Jack DeJohnette: Pictures (ECM 1079)

 

Jack DeJohnette
Pictures

Jack DeJohnette drums, piano, organ
John Abercrombie electric and acoustic guitars
Recorded February, 1976 at Talent Studio, Oslo
Engineer: Jan Erik Kongshaug
Produced by Manfred Eicher

Hot on the heels of his stellar Directions debut, drummer Jack DeJohnette settled down in the studio for this cool duo album with guitarist John Abercrombie. Less a side project than a chance to open the mind to more introverted images, Pictures is the spark behind the fire.

The steady beats of “Picture 1” grow in scope with every new added detour. What at first seems a drumming exercise quickly turns haunting as an organ rises up from the earthen tide. After the ode to toms and cymbals that is “Picture 2,” the following three Pictures feature Abercrombie’s improvisatory accents, which range from meandering to cathartic. But the real pièce de résistance is “Picture 6.” As its temperate piano introduction works its way into a swell of gongs, we begin to see the melody behind the fire. It is a Keith Jarrett moment if there ever was one, the Ruta and Daitya that could have been.

Like any good picture, DeJohnette’s curious little project has everything it needs in frame. Nothing extraneous; stripped-down music-making for its own sake, offered up to the listener with humility and respect. This is not an album meant to titillate or to excite or to make any sweeping statements on the nature of its own becoming. It professes to be nothing beyond the space implied, never the sum but the equation laid bare. Get this album for its stunning closer, and open yourself to its other intimacies. Pictures gives us unique insight into the craft of a musician more widely known for his equally arousing timing and delivery.

3 thoughts on “Jack DeJohnette: Pictures (ECM 1079)

  1. I’ve been listening to this one since about 1978 myself-my very favorite Dejohnette album ever. Wish he would do another one just like this. The 2nd half- “Pictures 4, 5 &6” are by far my favorites, but I have to make mention of the live drum solo that makes up “Picture 2”. When is the last time you could not only remember a drum solo, but actually sing it as well? It seems Dejohnette was very involved in carefully tuning the drums and using the tonal potential to actually play a little repeating melody on the drums that I can recall and sing at any time of day-even if I didn’t play the album for years! That’s saying something. The little melodic repeating phrase that he plays on that track should be used as an example for drummers everywhere of the potential of what a very simple kit drum can do.

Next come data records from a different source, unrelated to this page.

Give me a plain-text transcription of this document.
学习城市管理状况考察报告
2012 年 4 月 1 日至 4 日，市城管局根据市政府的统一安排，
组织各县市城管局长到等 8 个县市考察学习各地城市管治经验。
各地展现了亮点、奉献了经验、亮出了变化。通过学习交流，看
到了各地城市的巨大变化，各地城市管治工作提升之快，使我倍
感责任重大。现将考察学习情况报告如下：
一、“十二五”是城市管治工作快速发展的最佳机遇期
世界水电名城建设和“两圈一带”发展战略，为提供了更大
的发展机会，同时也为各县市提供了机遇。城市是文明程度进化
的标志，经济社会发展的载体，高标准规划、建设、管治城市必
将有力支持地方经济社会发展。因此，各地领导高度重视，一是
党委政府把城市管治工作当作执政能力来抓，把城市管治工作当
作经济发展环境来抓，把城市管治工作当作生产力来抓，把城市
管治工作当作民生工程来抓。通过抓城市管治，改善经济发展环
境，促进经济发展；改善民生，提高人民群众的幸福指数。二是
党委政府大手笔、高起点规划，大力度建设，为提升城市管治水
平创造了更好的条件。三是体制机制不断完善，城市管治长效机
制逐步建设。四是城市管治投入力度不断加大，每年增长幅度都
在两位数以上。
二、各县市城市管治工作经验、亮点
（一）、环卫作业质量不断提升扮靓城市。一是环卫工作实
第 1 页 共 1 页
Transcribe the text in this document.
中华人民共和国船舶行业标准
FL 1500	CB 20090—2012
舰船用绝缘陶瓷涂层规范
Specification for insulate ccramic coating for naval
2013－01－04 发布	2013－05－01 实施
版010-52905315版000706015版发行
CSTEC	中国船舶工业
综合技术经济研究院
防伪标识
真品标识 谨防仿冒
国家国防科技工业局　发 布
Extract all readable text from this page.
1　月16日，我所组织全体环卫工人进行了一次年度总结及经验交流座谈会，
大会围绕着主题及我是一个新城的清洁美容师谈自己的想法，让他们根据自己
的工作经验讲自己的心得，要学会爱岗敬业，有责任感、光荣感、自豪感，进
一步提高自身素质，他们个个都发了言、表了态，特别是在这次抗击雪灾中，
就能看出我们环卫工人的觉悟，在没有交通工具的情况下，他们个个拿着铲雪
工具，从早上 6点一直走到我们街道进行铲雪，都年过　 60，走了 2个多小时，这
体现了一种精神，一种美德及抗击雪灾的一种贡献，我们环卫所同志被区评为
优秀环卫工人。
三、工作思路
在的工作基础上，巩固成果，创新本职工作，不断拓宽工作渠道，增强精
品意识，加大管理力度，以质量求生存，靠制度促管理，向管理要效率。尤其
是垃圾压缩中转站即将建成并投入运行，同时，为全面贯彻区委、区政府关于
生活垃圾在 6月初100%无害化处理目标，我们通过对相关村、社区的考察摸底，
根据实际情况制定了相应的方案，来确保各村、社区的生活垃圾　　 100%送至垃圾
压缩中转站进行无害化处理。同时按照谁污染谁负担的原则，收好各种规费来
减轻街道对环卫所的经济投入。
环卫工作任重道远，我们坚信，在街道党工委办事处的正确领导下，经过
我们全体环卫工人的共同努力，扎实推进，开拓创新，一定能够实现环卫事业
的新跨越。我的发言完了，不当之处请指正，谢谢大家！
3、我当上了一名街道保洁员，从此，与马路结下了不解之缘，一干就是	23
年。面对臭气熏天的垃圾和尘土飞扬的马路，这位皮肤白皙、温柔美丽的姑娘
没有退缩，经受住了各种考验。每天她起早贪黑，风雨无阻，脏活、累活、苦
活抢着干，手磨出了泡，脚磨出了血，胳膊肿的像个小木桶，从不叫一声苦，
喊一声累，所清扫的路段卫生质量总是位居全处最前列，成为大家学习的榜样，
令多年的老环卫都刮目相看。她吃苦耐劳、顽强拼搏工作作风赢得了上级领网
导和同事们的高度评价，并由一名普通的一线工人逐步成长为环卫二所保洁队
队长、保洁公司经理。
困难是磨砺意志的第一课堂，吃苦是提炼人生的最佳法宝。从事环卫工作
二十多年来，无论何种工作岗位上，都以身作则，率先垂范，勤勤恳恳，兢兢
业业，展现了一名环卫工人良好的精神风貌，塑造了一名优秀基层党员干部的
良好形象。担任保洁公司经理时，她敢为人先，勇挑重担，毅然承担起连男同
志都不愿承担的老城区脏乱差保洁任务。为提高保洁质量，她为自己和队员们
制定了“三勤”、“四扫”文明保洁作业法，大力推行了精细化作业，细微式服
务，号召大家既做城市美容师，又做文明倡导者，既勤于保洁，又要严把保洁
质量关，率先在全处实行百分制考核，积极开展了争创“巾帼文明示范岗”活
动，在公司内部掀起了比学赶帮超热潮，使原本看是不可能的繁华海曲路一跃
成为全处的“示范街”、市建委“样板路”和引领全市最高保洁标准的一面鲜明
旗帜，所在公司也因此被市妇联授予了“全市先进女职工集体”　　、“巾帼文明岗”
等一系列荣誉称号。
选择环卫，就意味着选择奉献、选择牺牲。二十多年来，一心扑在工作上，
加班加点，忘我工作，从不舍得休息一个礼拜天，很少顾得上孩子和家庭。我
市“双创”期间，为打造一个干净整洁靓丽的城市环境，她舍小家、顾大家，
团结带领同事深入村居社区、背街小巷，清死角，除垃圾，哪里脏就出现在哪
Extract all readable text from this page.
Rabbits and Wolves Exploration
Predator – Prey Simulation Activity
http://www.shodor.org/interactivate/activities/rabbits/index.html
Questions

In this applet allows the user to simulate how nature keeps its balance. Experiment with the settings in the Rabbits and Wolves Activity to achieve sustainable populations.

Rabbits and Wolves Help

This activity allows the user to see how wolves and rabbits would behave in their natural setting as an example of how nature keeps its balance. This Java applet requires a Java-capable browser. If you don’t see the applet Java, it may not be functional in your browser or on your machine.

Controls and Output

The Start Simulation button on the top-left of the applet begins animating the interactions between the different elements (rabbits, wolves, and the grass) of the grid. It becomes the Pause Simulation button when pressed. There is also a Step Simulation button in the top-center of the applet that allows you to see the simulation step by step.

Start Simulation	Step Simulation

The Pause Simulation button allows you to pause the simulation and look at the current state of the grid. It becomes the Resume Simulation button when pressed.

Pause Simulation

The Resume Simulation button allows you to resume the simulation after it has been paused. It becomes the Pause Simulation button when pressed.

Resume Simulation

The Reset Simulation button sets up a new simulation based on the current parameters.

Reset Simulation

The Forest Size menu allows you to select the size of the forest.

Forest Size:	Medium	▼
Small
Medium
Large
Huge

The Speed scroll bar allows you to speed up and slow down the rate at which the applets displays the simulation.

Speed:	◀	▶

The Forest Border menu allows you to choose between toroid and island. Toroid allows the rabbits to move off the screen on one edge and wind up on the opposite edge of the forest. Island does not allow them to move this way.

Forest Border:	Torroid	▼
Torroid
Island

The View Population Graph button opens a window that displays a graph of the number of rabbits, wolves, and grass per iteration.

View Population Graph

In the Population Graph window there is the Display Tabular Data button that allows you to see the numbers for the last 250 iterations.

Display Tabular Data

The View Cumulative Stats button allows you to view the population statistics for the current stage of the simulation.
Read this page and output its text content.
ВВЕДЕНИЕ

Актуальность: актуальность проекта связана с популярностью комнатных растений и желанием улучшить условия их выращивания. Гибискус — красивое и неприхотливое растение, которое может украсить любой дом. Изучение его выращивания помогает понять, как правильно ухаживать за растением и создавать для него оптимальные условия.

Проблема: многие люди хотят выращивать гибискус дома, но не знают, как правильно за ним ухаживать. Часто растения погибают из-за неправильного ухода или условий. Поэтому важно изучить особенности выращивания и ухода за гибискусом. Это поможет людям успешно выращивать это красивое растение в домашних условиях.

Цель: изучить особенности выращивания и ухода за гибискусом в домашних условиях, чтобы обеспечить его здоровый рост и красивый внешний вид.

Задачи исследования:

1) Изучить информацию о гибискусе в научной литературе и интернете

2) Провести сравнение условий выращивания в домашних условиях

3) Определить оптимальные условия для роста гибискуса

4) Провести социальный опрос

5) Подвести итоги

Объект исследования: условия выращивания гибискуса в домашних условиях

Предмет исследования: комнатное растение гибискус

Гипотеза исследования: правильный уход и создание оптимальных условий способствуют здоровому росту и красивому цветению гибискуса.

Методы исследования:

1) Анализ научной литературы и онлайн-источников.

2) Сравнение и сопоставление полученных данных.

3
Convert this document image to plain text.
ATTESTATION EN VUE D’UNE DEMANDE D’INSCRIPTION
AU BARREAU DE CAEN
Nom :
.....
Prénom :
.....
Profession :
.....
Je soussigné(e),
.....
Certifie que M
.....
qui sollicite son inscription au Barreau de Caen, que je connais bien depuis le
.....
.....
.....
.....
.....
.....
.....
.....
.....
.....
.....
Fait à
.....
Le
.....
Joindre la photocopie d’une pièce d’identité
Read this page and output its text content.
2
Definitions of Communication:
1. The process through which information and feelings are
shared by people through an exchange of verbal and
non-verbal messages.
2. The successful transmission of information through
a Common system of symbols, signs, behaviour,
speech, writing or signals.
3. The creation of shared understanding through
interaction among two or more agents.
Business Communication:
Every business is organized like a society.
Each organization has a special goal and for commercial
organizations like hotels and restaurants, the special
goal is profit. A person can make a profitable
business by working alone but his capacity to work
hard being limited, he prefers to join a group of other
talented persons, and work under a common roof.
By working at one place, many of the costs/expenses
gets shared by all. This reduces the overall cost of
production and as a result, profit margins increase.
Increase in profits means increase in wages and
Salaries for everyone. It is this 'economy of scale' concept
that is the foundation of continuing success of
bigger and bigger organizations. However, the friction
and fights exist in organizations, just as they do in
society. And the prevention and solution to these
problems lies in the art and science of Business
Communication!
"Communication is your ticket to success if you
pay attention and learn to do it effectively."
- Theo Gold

  2. Thank you for the comments on “Picture 2.” I’m afraid I glossed over its brilliance in my eagerness to talk about the album’s stellar latter half. Melodic, and then some!

  3. And I forgot to mention that “Picture 5” is a wonderful Spanish-influenced march done live with Abercrombie’s 6-string acoustic and Jack on drums. This one took awhile fo rme to get into but became a tie for my favorite piece on the album along with “Picture 6”. Dejohnette himself chose to include these 2 pieces on his “Rarum” best-of CD from a few years ago, so he must also see it as something he’s proud of. Oh yeah, i’ll never forget that once Jack mentioned in an interview that “Pictures” is the type of album that someone would play when they “wanted to be alone” and listen to something. He didn’t elaboprate any further what he meant by this exactly., so my guess is that he sees this as a more introverted, intimate album among his catalog.